Fourth-year Laurier PhD student Ann Marie Beals is exploring different ways to understand the experiences of Afro-Indigenous communities in Canada.

In 2016, Beals, who is two-spirit and has both African and Indigenous ancestry, started working on the Proclaiming Our Roots project, headed by Laurier associate professor Ciann L. Wilson.

Proclaiming Our Roots was meant to create a digital oral history of Afro-Indigenous peoples on Turtle Island. 

“[The project is] to talk about who we are, how we navigate on these lands and what it looks like for us, in a sense, being duel marginalized, because we are both African diasporic and have Indigenous ancestry,” Beals said.

“But we’re also not homogenous […] so not to lump us together all as one but really a celebration of who we are.”

The project began with talks about the lack of efforts there had been to record those experiences.

“We really don’t see ourselves represented, we don’t hear anything about our history, we don’t see anything in the Canadian mosaic about who we are,” Beals said. 

Individuals who identified as having Black and Indigenous ancestry were given the chance to contribute to the project on an arts-based participatory basis.

Participants created their own personalized digital content, with the intention of encouraging self-expression with opportunities to share their perspectives.

The project and the relations formed by it still continue today, said Beals.

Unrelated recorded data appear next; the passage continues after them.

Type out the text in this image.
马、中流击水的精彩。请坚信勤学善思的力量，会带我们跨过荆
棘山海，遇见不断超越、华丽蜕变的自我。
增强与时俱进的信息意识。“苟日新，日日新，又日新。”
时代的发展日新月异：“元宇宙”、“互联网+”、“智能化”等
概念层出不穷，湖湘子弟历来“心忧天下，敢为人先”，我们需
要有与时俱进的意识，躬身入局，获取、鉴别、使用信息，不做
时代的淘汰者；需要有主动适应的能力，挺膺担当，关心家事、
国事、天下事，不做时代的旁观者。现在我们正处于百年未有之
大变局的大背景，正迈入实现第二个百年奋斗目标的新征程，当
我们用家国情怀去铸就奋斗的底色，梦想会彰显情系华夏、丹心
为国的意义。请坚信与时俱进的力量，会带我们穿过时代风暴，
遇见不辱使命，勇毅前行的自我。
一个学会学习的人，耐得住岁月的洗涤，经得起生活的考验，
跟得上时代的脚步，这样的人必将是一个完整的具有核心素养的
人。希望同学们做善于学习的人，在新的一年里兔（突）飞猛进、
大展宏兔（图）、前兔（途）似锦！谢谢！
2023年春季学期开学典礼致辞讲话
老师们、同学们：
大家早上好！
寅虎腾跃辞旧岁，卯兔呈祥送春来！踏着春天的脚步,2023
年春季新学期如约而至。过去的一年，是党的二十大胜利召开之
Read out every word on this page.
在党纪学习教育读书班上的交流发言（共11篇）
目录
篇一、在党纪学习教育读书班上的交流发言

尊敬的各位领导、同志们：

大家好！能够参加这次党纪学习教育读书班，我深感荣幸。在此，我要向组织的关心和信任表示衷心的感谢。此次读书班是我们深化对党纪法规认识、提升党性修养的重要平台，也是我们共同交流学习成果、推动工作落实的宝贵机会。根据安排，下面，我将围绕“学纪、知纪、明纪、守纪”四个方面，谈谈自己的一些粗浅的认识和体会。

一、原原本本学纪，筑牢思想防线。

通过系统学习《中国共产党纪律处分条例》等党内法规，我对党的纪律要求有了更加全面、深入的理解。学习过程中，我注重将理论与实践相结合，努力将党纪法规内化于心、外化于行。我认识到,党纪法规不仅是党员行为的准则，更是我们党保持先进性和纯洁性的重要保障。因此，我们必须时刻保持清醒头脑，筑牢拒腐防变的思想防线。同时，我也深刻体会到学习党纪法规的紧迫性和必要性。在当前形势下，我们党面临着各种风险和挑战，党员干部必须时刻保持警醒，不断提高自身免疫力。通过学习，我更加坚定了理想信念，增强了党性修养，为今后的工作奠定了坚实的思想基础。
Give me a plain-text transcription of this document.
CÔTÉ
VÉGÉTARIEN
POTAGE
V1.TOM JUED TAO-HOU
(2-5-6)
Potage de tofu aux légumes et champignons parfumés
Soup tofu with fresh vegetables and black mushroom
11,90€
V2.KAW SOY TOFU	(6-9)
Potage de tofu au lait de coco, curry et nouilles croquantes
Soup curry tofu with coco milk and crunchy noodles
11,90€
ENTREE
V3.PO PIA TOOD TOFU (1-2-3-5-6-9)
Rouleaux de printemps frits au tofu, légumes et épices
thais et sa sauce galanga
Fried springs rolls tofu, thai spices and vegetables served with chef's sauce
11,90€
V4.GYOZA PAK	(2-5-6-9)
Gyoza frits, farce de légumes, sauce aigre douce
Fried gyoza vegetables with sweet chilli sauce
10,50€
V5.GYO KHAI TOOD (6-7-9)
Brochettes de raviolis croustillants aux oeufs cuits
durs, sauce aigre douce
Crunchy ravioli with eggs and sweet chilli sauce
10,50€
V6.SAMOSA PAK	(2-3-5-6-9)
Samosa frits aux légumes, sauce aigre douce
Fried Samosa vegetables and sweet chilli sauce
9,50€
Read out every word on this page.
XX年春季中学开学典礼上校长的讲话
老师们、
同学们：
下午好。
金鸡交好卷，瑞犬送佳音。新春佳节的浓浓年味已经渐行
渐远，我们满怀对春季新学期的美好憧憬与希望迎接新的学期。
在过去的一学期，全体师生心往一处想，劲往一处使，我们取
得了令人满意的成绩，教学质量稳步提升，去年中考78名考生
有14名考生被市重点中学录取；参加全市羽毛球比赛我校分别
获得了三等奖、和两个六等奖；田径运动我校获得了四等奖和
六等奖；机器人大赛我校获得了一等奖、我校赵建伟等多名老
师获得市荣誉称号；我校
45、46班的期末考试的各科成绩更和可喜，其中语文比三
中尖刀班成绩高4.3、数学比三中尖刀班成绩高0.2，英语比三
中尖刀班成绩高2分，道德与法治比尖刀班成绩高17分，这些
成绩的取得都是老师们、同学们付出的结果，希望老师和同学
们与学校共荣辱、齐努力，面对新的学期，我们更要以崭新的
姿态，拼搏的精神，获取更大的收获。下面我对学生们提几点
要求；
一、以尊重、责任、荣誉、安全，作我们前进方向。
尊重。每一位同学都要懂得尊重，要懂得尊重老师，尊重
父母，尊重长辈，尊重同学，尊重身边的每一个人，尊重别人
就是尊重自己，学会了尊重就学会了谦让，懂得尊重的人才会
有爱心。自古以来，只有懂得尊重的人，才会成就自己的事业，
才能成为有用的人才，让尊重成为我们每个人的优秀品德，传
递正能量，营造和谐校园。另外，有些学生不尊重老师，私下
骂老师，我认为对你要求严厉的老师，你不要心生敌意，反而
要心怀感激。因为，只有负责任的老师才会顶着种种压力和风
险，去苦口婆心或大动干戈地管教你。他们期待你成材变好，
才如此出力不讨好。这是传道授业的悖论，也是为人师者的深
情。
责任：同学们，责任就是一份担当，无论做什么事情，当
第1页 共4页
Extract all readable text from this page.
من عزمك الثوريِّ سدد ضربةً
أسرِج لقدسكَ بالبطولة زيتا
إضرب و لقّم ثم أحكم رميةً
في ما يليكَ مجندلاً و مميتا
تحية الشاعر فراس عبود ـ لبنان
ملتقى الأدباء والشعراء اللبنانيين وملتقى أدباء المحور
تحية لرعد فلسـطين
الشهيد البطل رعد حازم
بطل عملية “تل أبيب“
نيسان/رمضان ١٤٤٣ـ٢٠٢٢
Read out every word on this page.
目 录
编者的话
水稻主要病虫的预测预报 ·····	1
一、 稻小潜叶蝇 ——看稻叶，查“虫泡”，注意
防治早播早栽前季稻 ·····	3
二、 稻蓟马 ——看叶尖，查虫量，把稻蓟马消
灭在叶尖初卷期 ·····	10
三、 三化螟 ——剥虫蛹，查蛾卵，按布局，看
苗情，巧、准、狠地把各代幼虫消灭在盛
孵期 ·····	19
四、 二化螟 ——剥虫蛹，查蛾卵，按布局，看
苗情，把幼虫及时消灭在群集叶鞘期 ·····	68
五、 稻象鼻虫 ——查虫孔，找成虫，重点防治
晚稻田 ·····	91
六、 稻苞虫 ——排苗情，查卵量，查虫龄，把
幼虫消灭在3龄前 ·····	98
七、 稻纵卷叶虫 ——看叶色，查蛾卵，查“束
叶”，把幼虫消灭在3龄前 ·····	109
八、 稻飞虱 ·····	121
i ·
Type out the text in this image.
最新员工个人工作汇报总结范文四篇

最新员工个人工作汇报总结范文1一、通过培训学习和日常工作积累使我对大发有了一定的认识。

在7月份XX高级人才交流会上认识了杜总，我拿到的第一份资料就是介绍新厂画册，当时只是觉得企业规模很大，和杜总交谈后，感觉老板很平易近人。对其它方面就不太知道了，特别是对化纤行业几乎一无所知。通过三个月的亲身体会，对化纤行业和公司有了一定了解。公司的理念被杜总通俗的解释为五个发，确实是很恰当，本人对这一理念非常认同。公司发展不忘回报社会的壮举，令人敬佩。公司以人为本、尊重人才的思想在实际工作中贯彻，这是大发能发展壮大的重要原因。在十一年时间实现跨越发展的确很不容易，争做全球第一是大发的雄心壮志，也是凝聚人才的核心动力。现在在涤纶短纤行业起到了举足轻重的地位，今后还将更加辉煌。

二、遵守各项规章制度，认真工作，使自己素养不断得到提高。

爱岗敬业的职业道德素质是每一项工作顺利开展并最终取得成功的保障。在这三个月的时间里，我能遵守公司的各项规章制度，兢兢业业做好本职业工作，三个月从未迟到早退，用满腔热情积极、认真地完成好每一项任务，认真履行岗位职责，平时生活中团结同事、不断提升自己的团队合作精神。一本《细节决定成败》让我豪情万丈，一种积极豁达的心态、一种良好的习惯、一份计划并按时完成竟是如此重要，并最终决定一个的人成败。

This happens primarily in the form of gatherings and Afro-Indigenous powwows, some of which are being planned for the future after having been delayed due to COVID-19.

“We really felt it was necessary to do this work on the land and in person,” they said.

While currently working on the unceded lands of the Haudenosaunee and Anishinaabe, Beals said they continue to be interested in exploring self-determination and reconciliation.

They also are interested in studying social determinants of health for Black and Indigenous communities.

This includes moderating a panel in March on what healing looks like in Black communities, organized by the office of the vice president of equity, diversity and inclusion at Laurier.

Students looking to study in a similar field should consider Laurier’s community psychology program which offers unique opportunities for students from marginalized communities, advises Beals.  

The program allows students from marginalized backgrounds to engage with their community and pursue knowledge in different ways, they explained.  

“Community psychology is a great place for that because we look at ways of doing research and ways of being and knowing that are outside the traditional western ways of doing research. It’s not as boxed in, it’s very transdisciplinary and interdisciplinary.”

The Proclaiming Our Roots project can be found online.